The rapid screening “far exceeded our expectations and likely reflects the broad interest in the promise of genomics and the study design of NCI-MATCH,” said Chen. As of mid-July 5,963 tumor samples from adult patients with a wide range of cancer types at more than 1,100 clinical sites around the United States had been screened using next-generation sequencing at one of four central gene-sequencing laboratories.
“When we opened the trial, we thought we would be flooded with common tumors,” she said. However, the most common types of cancer accounted for just 38.2% of the cancers screened, including colorectum (15.4%), breast (12.8%), lung (7.4%), and prostate (2.6%); 61.8% have less common tumors.
The sequencing assay successfully yielded a result 93% of the time, which is well above the industry average of about 80%, said Chen.
A total of 18% of the tumors successfully sequenced harbored a mutation that matched the patient to treatment. Of these 998 patients, 69% enrolled in the treatment arm to which they were matched. Eight of the treatment arms have reached the minimum patient accrual goal of 35, and some of these have been expanded to allow for accrual of up to 70 patients.

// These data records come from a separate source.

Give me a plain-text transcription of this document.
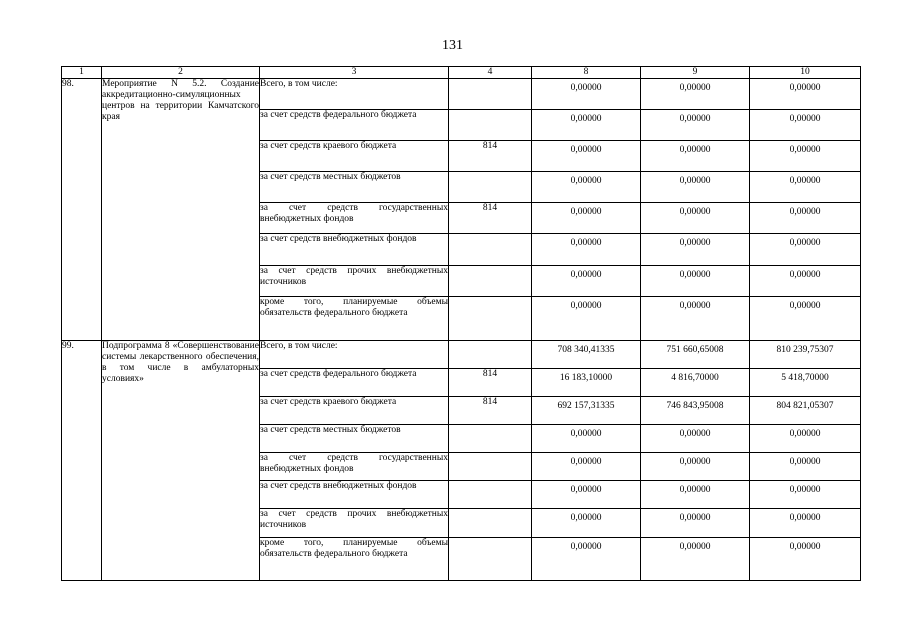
131
1	2	3	4	8	9	10
98.	Мероприятие N 5.2. Создание аккредитационно-симуляционных центров на территории Камчатского края	Всего, в том числе:		0,00000	0,00000	0,00000
		за счет средств федерального бюджета		0,00000	0,00000	0,00000
		за счет средств краевого бюджета	814	0,00000	0,00000	0,00000
		за счет средств местных бюджетов		0,00000	0,00000	0,00000
		за счет средств государственных внебюджетных фондов	814	0,00000	0,00000	0,00000
		за счет средств внебюджетных фондов		0,00000	0,00000	0,00000
		за счет средств прочих внебюджетных источников		0,00000	0,00000	0,00000
		кроме того, планируемые объемы обязательств федерального бюджета		0,00000	0,00000	0,00000
99.	Подпрограмма 8 «Совершенствование системы лекарственного обеспечения, в том числе в амбулаторных условиях»	Всего, в том числе:		708 340,41335	751 660,65008	810 239,75307
		за счет средств федерального бюджета	814	16 183,10000	4 816,70000	5 418,70000
		за счет средств краевого бюджета	814	692 157,31335	746 843,95008	804 821,05307
		за счет средств местных бюджетов		0,00000	0,00000	0,00000
		за счет средств государственных внебюджетных фондов		0,00000	0,00000	0,00000
		за счет средств внебюджетных фондов		0,00000	0,00000	0,00000
		за счет средств прочих внебюджетных источников		0,00000	0,00000	0,00000
		кроме того, планируемые объемы обязательств федерального бюджета		0,00000	0,00000	0,00000
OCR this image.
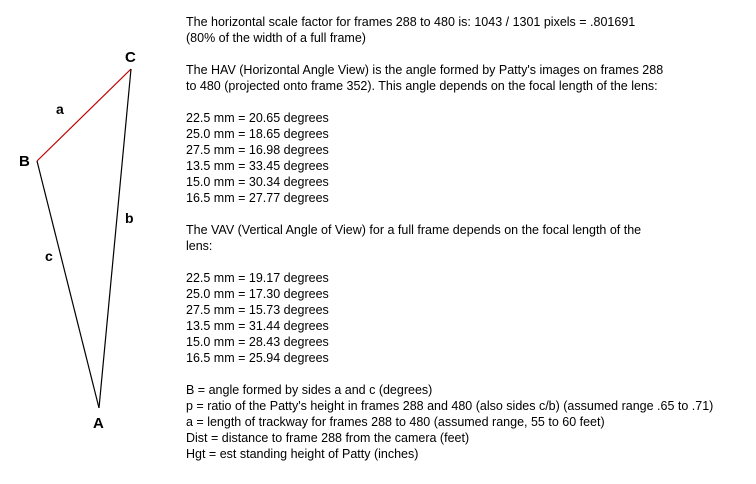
C
B
A
a
b
c
The horizontal scale factor for frames 288 to 480 is: 1043 / 1301 pixels = .801691
(80% of the width of a full frame)
The HAV (Horizontal Angle View) is the angle formed by Patty's images on frames 288
to 480 (projected onto frame 352). This angle depends on the focal length of the lens:
22.5 mm = 20.65 degrees
25.0 mm = 18.65 degrees
27.5 mm = 16.98 degrees
13.5 mm = 33.45 degrees
15.0 mm = 30.34 degrees
16.5 mm = 27.77 degrees
The VAV (Vertical Angle of View) for a full frame depends on the focal length of the
lens:
22.5 mm = 19.17 degrees
25.0 mm = 17.30 degrees
27.5 mm = 15.73 degrees
13.5 mm = 31.44 degrees
15.0 mm = 28.43 degrees
16.5 mm = 25.94 degrees
B = angle formed by sides a and c (degrees)
p = ratio of the Patty's height in frames 288 and 480 (also sides c/b) (assumed range .65 to .71)
a = length of trackway for frames 288 to 480 (assumed range, 55 to 60 feet)
Dist = distance to frame 288 from the camera (feet)
Hgt = est standing height of Patty (inches)
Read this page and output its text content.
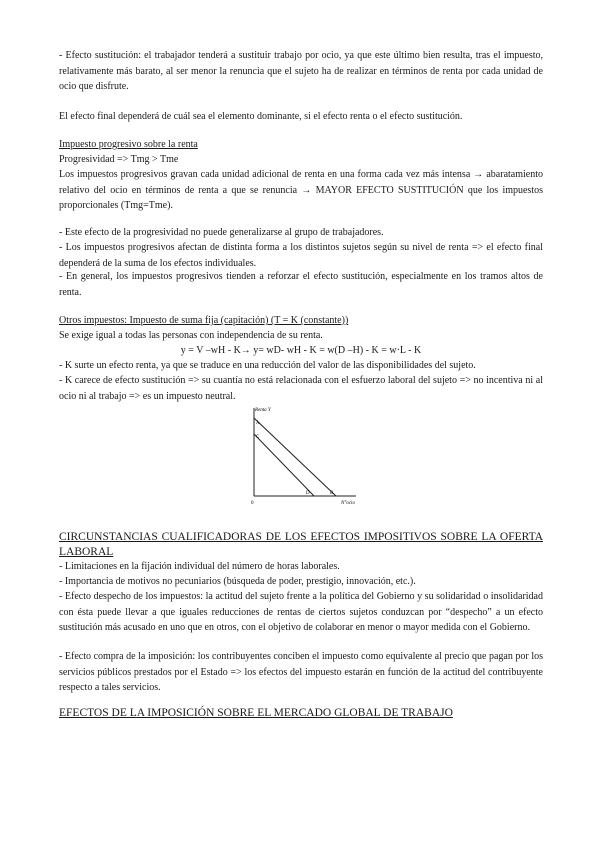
- Efecto sustitución: el trabajador tenderá a sustituir trabajo por ocio, ya que este último bien resulta, tras el impuesto, relativamente más barato, al ser menor la renuncia que el sujeto ha de realizar en términos de renta por cada unidad de ocio que disfrute.

El efecto final dependerá de cuál sea el elemento dominante, si el efecto renta o el efecto sustitución.

Impuesto progresivo sobre la renta

Progresividad => Tmg > Tme

Los impuestos progresivos gravan cada unidad adicional de renta en una forma cada vez más intensa → abaratamiento relativo del ocio en términos de renta a que se renuncia → MAYOR EFECTO SUSTITUCIÓN que los impuestos proporcionales (Tmg=Tme).

- Este efecto de la progresividad no puede generalizarse al grupo de trabajadores.

- Los impuestos progresivos afectan de distinta forma a los distintos sujetos según su nivel de renta => el efecto final dependerá de la suma de los efectos individuales.

- En general, los impuestos progresivos tienden a reforzar el efecto sustitución, especialmente en los tramos altos de renta.

Otros impuestos: Impuesto de suma fija (capitación) (T = K (constante))

Se exige igual a todas las personas con independencia de su renta.

y = V –wH - K→ y= wD- wH - K = w(D –H) - K = w·L - K

- K surte un efecto renta, ya que se traduce en una reducción del valor de las disponibilidades del sujeto.

- K carece de efecto sustitución => su cuantía no está relacionada con el esfuerzo laboral del sujeto => no incentiva ni al ocio ni al trabajo => es un impuesto neutral.

Renta Y
A
C
D	B
0	N°ocio

CIRCUNSTANCIAS CUALIFICADORAS DE LOS EFECTOS IMPOSITIVOS SOBRE LA OFERTA LABORAL

- Limitaciones en la fijación individual del número de horas laborales.

- Importancia de motivos no pecuniarios (búsqueda de poder, prestigio, innovación, etc.).

- Efecto despecho de los impuestos: la actitud del sujeto frente a la política del Gobierno y su solidaridad o insolidaridad con ésta puede llevar a que iguales reducciones de rentas de ciertos sujetos conduzcan por “despecho” a un efecto sustitución más acusado en uno que en otros, con el objetivo de colaborar en menor o mayor medida con el Gobierno.

- Efecto compra de la imposición: los contribuyentes conciben el impuesto como equivalente al precio que pagan por los servicios públicos prestados por el Estado => los efectos del impuesto estarán en función de la actitud del contribuyente respecto a tales servicios.

EFECTOS DE LA IMPOSICIÓN SOBRE EL MERCADO GLOBAL DE TRABAJO
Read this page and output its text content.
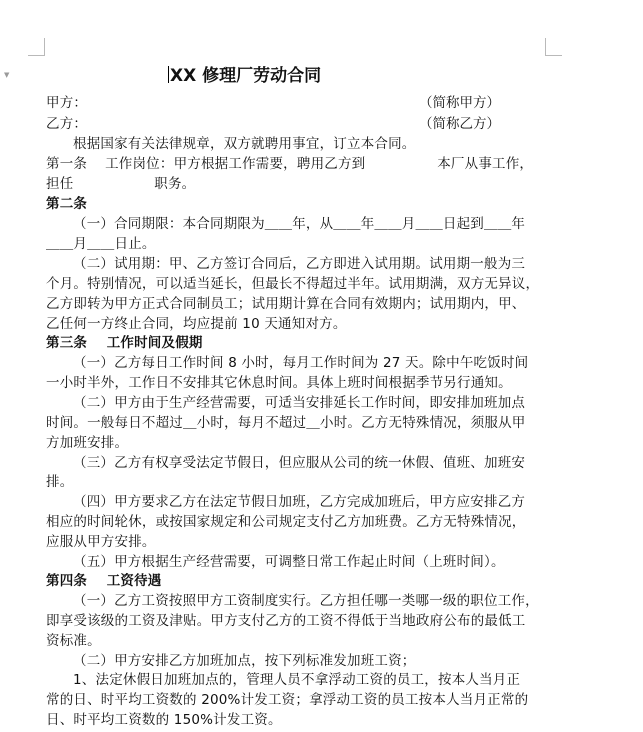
▼	XX 修理厂劳动合同
甲方：	（简称甲方）
乙方：	（简称乙方）
根据国家有关法律规章，双方就聘用事宜，订立本合同。
第一条    工作岗位：甲方根据工作需要，聘用乙方到                本厂从事工作，
担任                  职务。
第二条
（一）合同期限：本合同期限为＿＿年，从＿＿年＿＿月＿＿日起到＿＿年
＿＿月＿＿日止。
（二）试用期：甲、乙方签订合同后，乙方即进入试用期。试用期一般为三
个月。特别情况，可以适当延长，但最长不得超过半年。试用期满，双方无异议，
乙方即转为甲方正式合同制员工；试用期计算在合同有效期内；试用期内，甲、
乙任何一方终止合同，均应提前 10 天通知对方。
第三条    工作时间及假期
（一）乙方每日工作时间 8 小时，每月工作时间为 27 天。除中午吃饭时间
一小时半外，工作日不安排其它休息时间。具体上班时间根据季节另行通知。
（二）甲方由于生产经营需要，可适当安排延长工作时间，即安排加班加点
时间。一般每日不超过＿小时，每月不超过＿小时。乙方无特殊情况，须服从甲
方加班安排。
（三）乙方有权享受法定节假日，但应服从公司的统一休假、值班、加班安
排。
（四）甲方要求乙方在法定节假日加班，乙方完成加班后，甲方应安排乙方
相应的时间轮休，或按国家规定和公司规定支付乙方加班费。乙方无特殊情况，
应服从甲方安排。
（五）甲方根据生产经营需要，可调整日常工作起止时间（上班时间）。
第四条    工资待遇
（一）乙方工资按照甲方工资制度实行。乙方担任哪一类哪一级的职位工作，
即享受该级的工资及津贴。甲方支付乙方的工资不得低于当地政府公布的最低工
资标准。
（二）甲方安排乙方加班加点，按下列标准发加班工资；
1、法定休假日加班加点的，管理人员不拿浮动工资的员工，按本人当月正
常的日、时平均工资数的 200%计发工资；拿浮动工资的员工按本人当月正常的
日、时平均工资数的 150%计发工资。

The prevalence of each arm’s mutation varied substantially, with one mutation observed in as many as 3.47% to zero patients who were screened. As a result of the low prevalence rate of some of the mutations, some of the treatment arms did not accrue 35 patients. “We know we need a broader way to reach those with rare variances,” said Chen.
The main limitations of the study are the relatively small sample size for each treatment arm and the patients referred to the trial tend to be heavily pretreated, making broad applicability limited.
If there is a signal in a heavily pretreated population, it suggests potentially exciting activity for the agent that can then be followed up on in additional trials that target the responding population. “We can explore histologies in a broad sense to look for signals, and then provide the genomics of these histologies,” she said.
The NCI-MATCH trial will expand to another eight arms through early next year, and a pediatric MATCH trial is now open.